Sips

Sour grapes

In The Hitchhiker’s Guide to the Galaxy, Earthman Arthur Dent was deeply offended to learn that Earth’s entry in that epic compilation was the single word “Harmless.” Not to worry, he was told by a Betelgeusian fellow-traveler: In the new edition the entry would be revised to “Mostly harmless.”

Reading the “completely revised” fifth edition of The World Atlas of Wine (Mitchell Beazley, $50), I know just how Arthur Dent felt. In the fourth edition of Hugh Johnson’s gorgeously illustrated survey of every world wine region with pretensions to quality, the Pacific Northwest rated just three pages. But that was nearly a decade ago, when our area was a dewy-fresh contender for connoisseurs’ attentions: Surely the new edition would reflect our phenomenal growth, both in quality and quantity. Well, it does, sort of; we get six pages instead of three. But in this case, double the pages doesn’t double the pleasure.

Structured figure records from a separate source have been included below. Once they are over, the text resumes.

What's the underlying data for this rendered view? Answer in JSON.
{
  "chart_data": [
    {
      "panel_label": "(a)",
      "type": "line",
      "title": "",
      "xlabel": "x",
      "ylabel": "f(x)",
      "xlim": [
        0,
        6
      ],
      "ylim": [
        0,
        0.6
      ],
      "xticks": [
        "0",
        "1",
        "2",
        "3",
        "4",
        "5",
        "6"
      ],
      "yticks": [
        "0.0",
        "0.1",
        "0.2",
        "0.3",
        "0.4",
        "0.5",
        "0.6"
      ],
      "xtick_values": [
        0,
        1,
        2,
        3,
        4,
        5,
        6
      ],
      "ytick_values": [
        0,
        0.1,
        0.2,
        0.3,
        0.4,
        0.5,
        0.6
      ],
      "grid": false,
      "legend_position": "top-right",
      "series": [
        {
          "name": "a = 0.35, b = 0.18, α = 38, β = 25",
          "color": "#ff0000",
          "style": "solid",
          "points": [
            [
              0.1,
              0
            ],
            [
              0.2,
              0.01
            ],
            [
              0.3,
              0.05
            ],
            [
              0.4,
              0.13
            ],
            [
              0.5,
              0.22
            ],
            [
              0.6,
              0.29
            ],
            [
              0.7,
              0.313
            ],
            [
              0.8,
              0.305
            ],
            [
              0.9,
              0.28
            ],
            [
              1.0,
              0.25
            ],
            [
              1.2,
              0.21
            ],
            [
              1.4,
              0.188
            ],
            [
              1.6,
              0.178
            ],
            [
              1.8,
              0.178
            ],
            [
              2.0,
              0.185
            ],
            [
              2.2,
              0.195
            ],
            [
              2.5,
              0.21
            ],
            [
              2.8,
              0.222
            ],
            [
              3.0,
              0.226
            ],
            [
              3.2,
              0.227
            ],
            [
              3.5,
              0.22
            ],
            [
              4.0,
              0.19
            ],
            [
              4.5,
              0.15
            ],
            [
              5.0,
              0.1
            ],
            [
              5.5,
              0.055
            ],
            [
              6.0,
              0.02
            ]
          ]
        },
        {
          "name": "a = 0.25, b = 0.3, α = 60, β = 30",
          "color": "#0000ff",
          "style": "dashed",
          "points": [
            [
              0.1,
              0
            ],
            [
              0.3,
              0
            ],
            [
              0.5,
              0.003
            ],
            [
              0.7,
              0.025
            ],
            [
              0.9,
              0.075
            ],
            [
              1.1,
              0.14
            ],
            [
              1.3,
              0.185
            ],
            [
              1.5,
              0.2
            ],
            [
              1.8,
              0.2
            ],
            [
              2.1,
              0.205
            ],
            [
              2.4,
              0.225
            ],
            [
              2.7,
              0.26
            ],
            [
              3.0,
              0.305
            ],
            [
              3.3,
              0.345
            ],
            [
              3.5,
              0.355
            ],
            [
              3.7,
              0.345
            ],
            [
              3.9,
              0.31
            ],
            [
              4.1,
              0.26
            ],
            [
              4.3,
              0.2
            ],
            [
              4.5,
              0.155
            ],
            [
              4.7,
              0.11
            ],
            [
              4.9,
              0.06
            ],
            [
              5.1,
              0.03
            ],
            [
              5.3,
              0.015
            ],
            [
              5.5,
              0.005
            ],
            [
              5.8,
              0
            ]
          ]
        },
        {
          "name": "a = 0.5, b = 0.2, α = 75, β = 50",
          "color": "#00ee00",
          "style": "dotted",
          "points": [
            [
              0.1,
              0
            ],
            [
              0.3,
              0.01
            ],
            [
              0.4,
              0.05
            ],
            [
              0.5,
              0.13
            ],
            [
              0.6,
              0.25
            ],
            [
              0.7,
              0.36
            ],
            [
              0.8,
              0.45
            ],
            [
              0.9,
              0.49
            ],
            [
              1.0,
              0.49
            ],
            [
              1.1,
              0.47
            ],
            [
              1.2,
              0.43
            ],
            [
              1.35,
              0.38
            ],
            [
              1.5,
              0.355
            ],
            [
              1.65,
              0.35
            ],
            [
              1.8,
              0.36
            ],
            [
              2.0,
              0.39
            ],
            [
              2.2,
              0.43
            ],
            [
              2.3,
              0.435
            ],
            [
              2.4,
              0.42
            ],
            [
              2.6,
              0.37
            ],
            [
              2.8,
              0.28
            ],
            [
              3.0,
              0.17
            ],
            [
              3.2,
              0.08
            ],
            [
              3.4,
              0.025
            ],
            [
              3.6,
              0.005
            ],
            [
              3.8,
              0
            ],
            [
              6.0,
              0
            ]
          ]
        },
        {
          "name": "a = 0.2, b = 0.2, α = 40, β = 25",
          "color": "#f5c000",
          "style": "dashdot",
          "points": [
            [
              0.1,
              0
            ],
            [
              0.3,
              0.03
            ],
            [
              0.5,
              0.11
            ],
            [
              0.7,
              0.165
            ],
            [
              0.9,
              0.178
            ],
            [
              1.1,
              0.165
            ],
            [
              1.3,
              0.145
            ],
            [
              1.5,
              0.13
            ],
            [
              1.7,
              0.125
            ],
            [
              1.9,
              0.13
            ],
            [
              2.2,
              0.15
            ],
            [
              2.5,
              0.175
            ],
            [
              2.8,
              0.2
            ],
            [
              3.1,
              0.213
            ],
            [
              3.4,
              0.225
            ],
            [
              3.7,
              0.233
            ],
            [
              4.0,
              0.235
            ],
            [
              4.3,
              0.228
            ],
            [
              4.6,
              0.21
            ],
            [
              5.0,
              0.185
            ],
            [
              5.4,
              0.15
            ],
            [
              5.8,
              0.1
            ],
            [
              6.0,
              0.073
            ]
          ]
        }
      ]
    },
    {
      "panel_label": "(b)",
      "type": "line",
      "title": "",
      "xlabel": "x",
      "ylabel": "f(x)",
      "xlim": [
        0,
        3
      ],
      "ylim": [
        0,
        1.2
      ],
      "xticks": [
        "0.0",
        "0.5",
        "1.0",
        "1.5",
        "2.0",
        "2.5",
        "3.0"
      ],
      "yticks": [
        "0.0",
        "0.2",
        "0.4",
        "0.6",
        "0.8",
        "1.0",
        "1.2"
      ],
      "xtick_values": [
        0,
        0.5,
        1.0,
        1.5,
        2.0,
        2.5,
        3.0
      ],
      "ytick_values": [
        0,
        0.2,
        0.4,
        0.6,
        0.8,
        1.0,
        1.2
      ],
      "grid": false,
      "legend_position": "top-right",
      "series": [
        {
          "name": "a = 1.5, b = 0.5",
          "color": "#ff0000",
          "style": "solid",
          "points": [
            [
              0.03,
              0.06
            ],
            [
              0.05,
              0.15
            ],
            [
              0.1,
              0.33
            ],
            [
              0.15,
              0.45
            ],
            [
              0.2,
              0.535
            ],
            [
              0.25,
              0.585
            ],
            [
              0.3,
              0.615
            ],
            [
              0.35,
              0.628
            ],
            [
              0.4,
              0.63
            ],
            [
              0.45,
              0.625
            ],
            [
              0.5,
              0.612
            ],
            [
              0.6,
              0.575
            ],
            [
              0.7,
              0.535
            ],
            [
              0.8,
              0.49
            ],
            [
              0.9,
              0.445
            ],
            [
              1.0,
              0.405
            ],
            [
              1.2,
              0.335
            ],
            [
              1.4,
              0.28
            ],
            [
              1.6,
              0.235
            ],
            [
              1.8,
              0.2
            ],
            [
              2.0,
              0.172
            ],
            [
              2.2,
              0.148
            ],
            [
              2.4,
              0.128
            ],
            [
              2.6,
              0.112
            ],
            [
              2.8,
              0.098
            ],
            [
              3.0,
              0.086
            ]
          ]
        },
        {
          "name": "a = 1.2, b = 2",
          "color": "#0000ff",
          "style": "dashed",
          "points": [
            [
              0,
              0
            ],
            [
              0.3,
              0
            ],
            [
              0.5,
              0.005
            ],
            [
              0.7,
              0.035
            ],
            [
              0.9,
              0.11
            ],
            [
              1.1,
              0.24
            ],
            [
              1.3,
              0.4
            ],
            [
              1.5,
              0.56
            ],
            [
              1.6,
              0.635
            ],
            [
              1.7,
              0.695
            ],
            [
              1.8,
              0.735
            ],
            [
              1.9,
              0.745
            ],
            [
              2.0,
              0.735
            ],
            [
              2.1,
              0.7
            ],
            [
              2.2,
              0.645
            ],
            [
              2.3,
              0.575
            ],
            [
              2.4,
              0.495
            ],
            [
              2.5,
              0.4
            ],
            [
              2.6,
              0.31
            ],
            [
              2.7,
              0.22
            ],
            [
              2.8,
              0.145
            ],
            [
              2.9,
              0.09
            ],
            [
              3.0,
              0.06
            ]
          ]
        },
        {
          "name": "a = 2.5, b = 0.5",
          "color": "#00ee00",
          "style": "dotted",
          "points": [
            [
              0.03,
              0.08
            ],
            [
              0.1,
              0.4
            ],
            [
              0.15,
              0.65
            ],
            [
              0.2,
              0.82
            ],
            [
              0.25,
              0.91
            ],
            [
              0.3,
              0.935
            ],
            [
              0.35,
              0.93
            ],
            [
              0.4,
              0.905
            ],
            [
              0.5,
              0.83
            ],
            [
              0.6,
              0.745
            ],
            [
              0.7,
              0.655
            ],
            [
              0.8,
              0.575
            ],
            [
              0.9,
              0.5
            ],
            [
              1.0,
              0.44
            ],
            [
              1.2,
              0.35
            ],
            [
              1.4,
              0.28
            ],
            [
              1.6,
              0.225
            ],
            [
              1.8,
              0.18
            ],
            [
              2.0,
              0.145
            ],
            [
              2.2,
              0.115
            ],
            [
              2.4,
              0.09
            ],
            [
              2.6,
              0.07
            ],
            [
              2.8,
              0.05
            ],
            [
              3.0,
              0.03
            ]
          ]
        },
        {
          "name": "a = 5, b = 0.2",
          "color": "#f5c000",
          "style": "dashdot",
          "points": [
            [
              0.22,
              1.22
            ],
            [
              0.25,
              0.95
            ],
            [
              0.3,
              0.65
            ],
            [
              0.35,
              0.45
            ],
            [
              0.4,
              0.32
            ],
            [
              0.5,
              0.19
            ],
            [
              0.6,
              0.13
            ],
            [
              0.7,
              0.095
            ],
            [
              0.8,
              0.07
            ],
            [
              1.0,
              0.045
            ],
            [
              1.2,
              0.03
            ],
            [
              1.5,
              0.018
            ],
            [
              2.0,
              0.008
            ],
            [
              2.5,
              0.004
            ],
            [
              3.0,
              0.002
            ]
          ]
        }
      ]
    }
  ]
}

The name of Hugh Johnson, he who first published the World Atlas in 1971, is still on the fifth edition. But where the Northwest is concerned, the content savors strongly of his nominal co-editor, Jancis Robinson. In wine jargon, you might describe Johnson’s prose as ripe, even overripe; Robinson’s is bone-dry, with overtones of acid and alum, like a first-growth chablis of an indif- ferent vintage.

Robinson has an encyclopedic knowledge of her field. Indeed, as she authored both the Oxford Companion to Wine and Wines of the New World, you could say she wrote the encyclopedia. Hence her lightest word tends to be regarded as straight from Mount Sinai, and where the Northwest is concerned, this may have unfortunate consequences. Although she does not say so outright, Robinson clearly does not approve of deserts as a place to grow wine grapes. In her entry on eastern Washington, the adjectives hammer away: “arctic,” “rainless,” “icy.” Irrigation, essential for Washington viticulture—and widely regarded as valuable in controlling the ripening of grapes—does not sit well with her; hence the more temperate (but still tangy) tone of her coverage of Oregon’s cooler, moister Willamette Valley.

But enough carping; it’s a big galaxy, after all, and it’s healthy to have our little corner of it put into perspective. And there’s solace, too, in Robinson’s sternness. In her book, New York state and the Dominion of Canada rate only a page each, and the entire continent of South America just six. In comparison, we don’t look so harmless after all.